Tpetra question: why aren't all the enums implemented as strong enums?
Created by: bartgol
@trilinos/tpetra
Current Behavior
All the enums are not strong enums, and hence, are implicitly convertible to integer types.
Motivation and Context
I've been spending quite some time to track a bug, which was ultimately due to calling the constructor of Tpetra::Map with the wrong inputs. In particular, the code was trying to create a 3 element, locally replicated map, which should be done like this:
Tpetra::Map<> map(3,0,comm,Tpetra::LocallyReplicated);
but was instead doing
Tpetra::Map<> map(3,Tpetra::LocallyReplicated,comm);
This is actually creating a globally distributed map, with index base being whateve the enum value LocallyReplicated
is mapped to (in the case of this enum, it is zero). If the enum had been declared as a scoped enum, this would not be possible (unless one really tries to extract the underlying integer), and the compiler would have warned the distracted developer of the mistake.
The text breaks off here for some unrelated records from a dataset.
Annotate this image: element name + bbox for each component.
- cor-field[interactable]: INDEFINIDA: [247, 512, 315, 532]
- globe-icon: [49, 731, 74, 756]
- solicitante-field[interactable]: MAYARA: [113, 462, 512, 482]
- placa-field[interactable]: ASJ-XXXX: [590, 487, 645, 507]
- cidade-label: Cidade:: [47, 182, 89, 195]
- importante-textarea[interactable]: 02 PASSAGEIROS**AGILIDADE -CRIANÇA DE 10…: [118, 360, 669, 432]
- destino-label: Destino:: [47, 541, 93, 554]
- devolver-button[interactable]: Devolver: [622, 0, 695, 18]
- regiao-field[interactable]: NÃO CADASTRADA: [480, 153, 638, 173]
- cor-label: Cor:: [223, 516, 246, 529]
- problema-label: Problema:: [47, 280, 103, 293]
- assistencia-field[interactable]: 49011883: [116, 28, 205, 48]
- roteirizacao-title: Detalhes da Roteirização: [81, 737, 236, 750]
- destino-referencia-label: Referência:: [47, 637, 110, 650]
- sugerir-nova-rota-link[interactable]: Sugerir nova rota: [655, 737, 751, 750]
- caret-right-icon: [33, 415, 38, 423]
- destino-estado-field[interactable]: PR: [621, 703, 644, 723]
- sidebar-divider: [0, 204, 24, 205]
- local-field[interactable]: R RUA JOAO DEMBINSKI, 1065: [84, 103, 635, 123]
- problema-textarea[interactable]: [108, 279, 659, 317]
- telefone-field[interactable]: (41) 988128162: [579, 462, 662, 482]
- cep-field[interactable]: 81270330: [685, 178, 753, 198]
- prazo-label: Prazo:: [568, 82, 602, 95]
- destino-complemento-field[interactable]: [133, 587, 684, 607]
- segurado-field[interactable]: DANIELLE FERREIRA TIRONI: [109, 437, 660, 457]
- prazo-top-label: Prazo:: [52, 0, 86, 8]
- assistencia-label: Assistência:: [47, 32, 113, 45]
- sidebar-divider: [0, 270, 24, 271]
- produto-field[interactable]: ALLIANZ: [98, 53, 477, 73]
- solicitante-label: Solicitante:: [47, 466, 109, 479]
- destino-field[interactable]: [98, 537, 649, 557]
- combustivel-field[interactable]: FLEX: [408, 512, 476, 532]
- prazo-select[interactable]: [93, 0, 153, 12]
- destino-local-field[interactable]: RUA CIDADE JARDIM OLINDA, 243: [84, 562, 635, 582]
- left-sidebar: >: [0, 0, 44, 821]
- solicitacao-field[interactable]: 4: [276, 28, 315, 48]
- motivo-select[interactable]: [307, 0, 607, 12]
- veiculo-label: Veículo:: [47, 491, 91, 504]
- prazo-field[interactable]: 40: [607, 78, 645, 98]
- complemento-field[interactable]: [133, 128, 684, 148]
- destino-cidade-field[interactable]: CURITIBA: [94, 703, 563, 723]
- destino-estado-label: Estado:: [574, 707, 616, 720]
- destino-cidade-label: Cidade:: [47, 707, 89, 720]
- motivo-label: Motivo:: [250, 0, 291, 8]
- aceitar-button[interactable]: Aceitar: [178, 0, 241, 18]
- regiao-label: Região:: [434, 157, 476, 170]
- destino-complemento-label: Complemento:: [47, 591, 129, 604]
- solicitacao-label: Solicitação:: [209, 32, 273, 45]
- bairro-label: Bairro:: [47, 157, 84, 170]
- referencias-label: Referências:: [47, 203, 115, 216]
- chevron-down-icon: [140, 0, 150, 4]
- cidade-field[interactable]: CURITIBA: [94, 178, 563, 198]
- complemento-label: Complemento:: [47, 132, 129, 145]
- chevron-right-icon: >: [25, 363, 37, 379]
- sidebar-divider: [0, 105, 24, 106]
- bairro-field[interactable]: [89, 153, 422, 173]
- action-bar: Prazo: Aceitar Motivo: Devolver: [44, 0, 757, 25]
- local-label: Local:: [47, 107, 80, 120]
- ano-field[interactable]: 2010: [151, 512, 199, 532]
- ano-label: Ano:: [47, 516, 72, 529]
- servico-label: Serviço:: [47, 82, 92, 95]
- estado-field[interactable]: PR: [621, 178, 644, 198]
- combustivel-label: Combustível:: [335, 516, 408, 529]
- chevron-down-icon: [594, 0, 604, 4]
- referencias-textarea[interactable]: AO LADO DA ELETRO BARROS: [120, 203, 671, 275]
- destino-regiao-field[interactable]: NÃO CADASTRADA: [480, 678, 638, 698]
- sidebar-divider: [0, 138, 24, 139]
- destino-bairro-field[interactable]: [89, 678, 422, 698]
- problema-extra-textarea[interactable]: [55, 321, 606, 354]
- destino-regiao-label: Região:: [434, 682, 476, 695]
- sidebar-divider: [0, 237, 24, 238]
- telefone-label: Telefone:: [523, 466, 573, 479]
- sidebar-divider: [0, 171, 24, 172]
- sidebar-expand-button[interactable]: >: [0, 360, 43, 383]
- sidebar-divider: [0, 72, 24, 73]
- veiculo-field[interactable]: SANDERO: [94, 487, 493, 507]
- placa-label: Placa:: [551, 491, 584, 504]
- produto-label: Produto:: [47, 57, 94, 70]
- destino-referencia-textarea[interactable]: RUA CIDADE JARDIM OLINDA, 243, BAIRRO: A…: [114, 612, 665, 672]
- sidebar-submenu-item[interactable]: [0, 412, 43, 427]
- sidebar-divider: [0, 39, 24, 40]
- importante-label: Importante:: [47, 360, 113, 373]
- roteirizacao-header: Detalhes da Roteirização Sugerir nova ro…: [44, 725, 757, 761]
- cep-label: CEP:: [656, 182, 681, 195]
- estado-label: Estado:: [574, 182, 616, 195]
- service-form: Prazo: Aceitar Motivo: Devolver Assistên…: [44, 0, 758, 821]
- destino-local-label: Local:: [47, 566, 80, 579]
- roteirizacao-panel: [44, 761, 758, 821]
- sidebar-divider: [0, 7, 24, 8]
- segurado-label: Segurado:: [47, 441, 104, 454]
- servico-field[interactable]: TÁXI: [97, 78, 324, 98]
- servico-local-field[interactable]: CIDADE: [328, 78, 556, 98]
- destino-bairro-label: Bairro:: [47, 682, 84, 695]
I am guessing the one reason those enums are not turned into strong enums is because of bwd compatibility (you can't name strong enums without their enum type scope), so quite a few downstream codes would break. However, I'm wondering if there's any plan to change this, perhaps in a future major release, to improve code safety. It seems to me that, unless one is aiming at exploiting the good old enum->int implicit conversion, all the enums should be turned into strong enums for safety reasons...
Possible Solution
Well, the "solution" would be to turn the enum
s in Tpetra_ConfigDefs.hpp
into enum class
es, with all the cascade mods that this would entail. Not a small change by any means.
Steps to Reproduce
The two maps above are a good example of a semantic error due to the lack of type-checking.